Mons. Martinelli: Cristiani testimoni della Pasqua nella Libia piagata da odi e violenze
Vescovo di Tripoli racconta i preparativi della Pasqua della piccola comunità cattolica libica. Otto persone dell'Africa sub-sahariana saranno battezzate alla messa di Pasqua. Le celebrazioni avverranno tutte di giorno. Il difficile ritorno alla normalità dopo 42 anni di dittatura e un anno di guerra civile.

Tripoli (AsiaNews) - "La presenza dei cristiani sta aiutando il popolo libico a recuperare il senso della vita, attraverso uno sguardo soprannaturale che favorisce la riconciliazione. Con il loro lavoro negli ospedali e nell'assistenza ai malati i cattolici testimoniano alla popolazione martoriata da odi e vendette, la bellezza del perdono e il desiderio di guardare avanti". È quanto afferma ad AsiaNews, mons. Innocenzo Martinelli, Vicario apostolico di Tripoli.
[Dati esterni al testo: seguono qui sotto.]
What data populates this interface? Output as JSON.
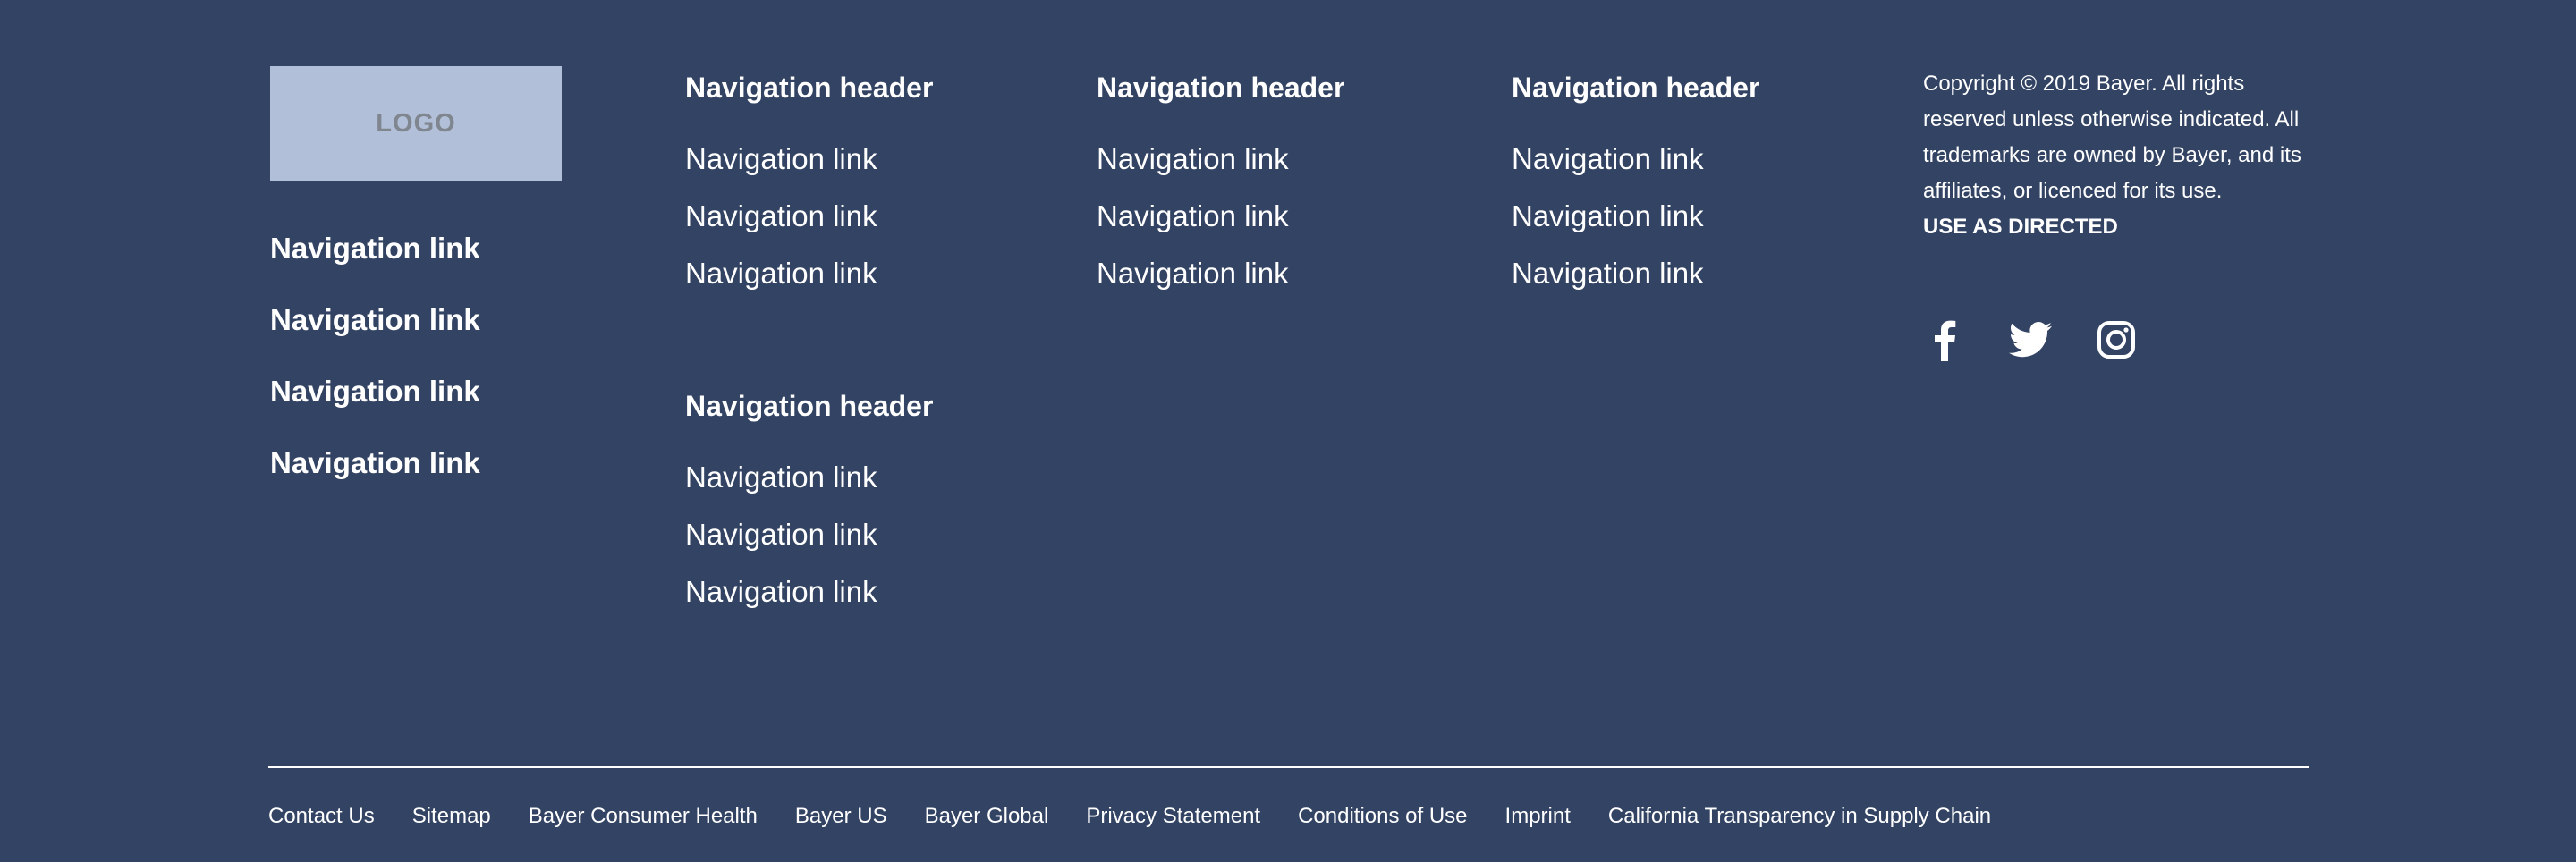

"Dopo circa un anno di guerra civile - racconta il prelato - la comunità cristiana, composta da filippini e africani subsahariani si stà ricomponendo. Le messa domenicale, soprattutto in Quaresima è molto affollata. C'è un grande desiderio di tornare alla normalità".

Egli precisa che tutte le celebrazioni della Settimana Santa avverranno di giorno, per evitare problemi con le autorità locali, che guardano con sospetto alle attività organizzate dopo il tramonto. In vista della Pasqua la diocesi di Tripoli sta preparando al battesimo otto catecumeni, tutti migranti dell'Africa sub-sahariana.

Secondo il vescovo "è  però difficile ignorare quanto accaduto. "Anche se a Tripoli la situazione è serena - afferma -  42 anni di dittatura e oltre un anno di guerra hanno segnato la popolazione. I cristiani sono a servizio di questa gente, il loro compito è aiutare il popolo libico ad avviarsi verso la normalità, promuovendo il dialogo con le varie fazioni sorte dopo la caduta di Gheddafi". "Invito tutti i cristiani di Libia - aggiunge - a recuperare l'unità e a testimoniare la propria fede in mezzo alla popolazione, aiutandola a guardare avanti con fiducia. E questo attraverso il mistero di Cristo risorto, unica strada per superare odi e violenze".  

La fine del regime ha riaperto i conflitti fra le tribù rivali e secondo gli esperti la Libia è a tutt'oggi un "non stato", sul quale i leader del Consiglio nazionale di transizione (Cnt) - la maggior parte ex collaboratori del rais - non hanno alcuna autorità.  Ieri, 50 persone sono morte a Sabha (Fezzan, Libia meridionale) in scontri fra tribù locali - i tibu e i sabha - per il controllo della regione. Il Cnt  ha inviato un contingente militare di 300 uomini, ma non è ancora riuscito a fermare i combattimenti, che proseguono dallo scorso 25 marzo. In febbraio Amnesty International ha denunciato in un rapporto i crimini commessi dalle milizie ribelli ancora armate, nonostante la fine della guerra e l'ordine di restituire le armi. Per l'organizzazione sono migliaia i guerriglieri che vagano armati per il Paese senza controllo, continuando a uccidere, torturare e imprigionare, tribù e comunità ancora vicine alla famiglia Gheddafi o che non riconoscono l'autorità del Cnt. Nelle carceri libiche vi sarebbero oltre 200 persone, soprattutto migranti dell'Africa subsahariana, detenute senza processo. (S.C.)